8 Sharon { 11.06.16 at 4:29 pm }

I’m worried too. Abiding with you

9 Chris { 11.06.16 at 4:36 pm }

I totally agree with you. I have been feeling sick with this election. The mere thought ….it frightens and sickens me in ways that no election has. Even as bad as 2000 was….this just scares me.

10 jjiraffe { 11.06.16 at 5:29 pm }

This election season has been the most terrifying one in my lifetime because of Trump. The thought of him with the codes to the nuclear arsenal is truly chilling.

And, I was in London this year when Brexit shockingly won, when all the polls said it wouldn’t.

So, votes matter. I hope everyone votes this year. Because she most certainly does not have it in the bag.

11 torthuil { 11.06.16 at 8:25 pm }

Fear can be a good thing if channeled in the right direction. For example learning how to talk to people who have different experiences and world views. Clearly there’s a lot of them out there, though they aren’t commenting here. Your political situation is not for the faint of heart. But good can come of it.

12 Alexicographer { 11.06.16 at 9:39 pm }

Count me among the worried.

Ditto food prep for parties. I know exactly what I do and why it is wrong. Let’s imagine I am having a simple cookout at which I am offering, say, hotdogs, hamburgers, and spanakopita. Now, I look at the number of people on the list — let’s imagine it is 15 — and ask myself, “But what if they all want a hamburger (or 2)?” Ditto for the hot dogs and the spanakopita. And next think you know, I have a cookout with enough food for 45! Now the example is slightly complicated as there may be vegetarians who will eat ONLY the spanakopita (though there are also going to be sides, of course, and I always invite people to bring their own food if they would like to, for example to be sure whatever dietary restrictions they follow can be implemented), but truthfully, I of course know what will happen if, say, there are slightly more hamburger-aspiring eaters than hamburgers.
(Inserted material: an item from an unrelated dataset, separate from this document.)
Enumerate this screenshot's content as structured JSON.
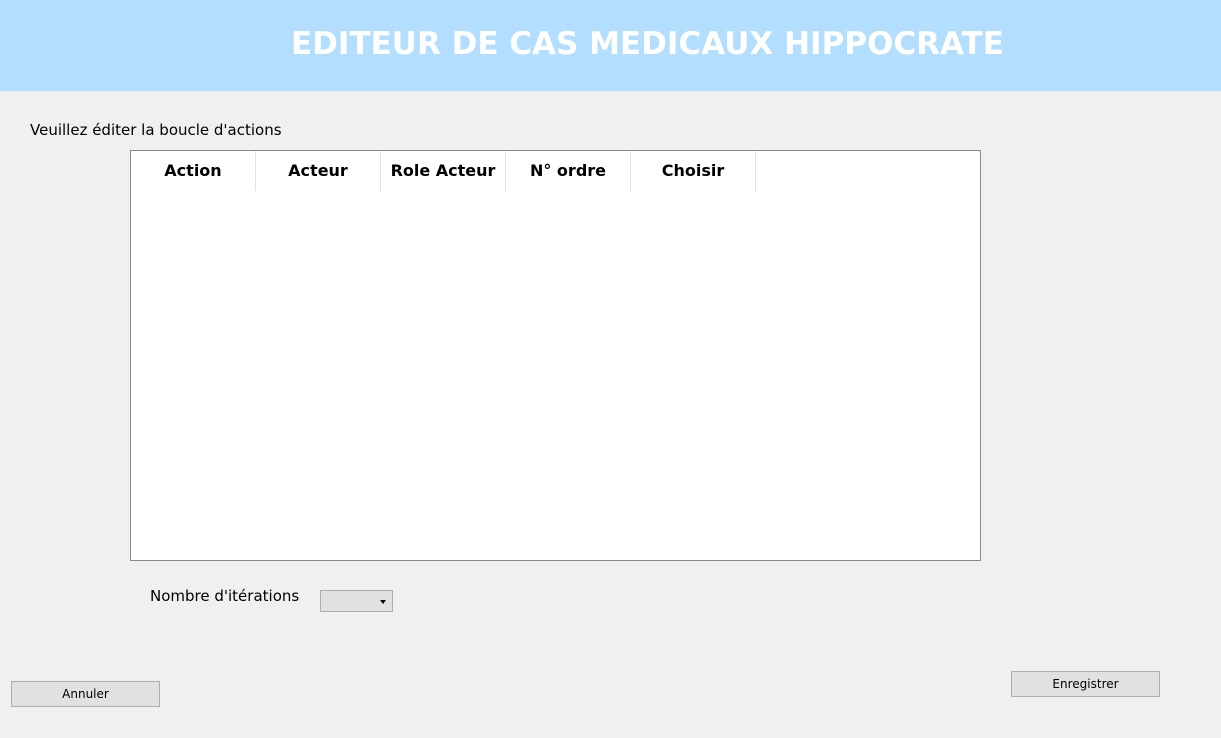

They will eat a hotdog. And maybe some spanakopita. And some sides. And hopefully enjoy themselves, but if they don’t, it’s probably not because they didn’t get a burger. And yet.

13 Karen { 11.07.16 at 5:53 am }

This was going to be my post today, too. I’m in the same place.


14 dubliner in deutschland { 11.07.16 at 11:18 am }

I never thought that Brexit could win but the fact that it did also makes me worry now that enough people could vote for Trump. I hope Hilary fans don’t just assume she’ll win and not actually vote

15 magpie { 11.07.16 at 1:41 pm }

i vacillated between wildly optimistic and horrendously worried.

16 katherinea12 { 11.08.16 at 7:24 pm }

Very, very late to this, but yep, agree totally. The idea of a Trump presidency is nothing short of terrifying. We’ll know shortly now.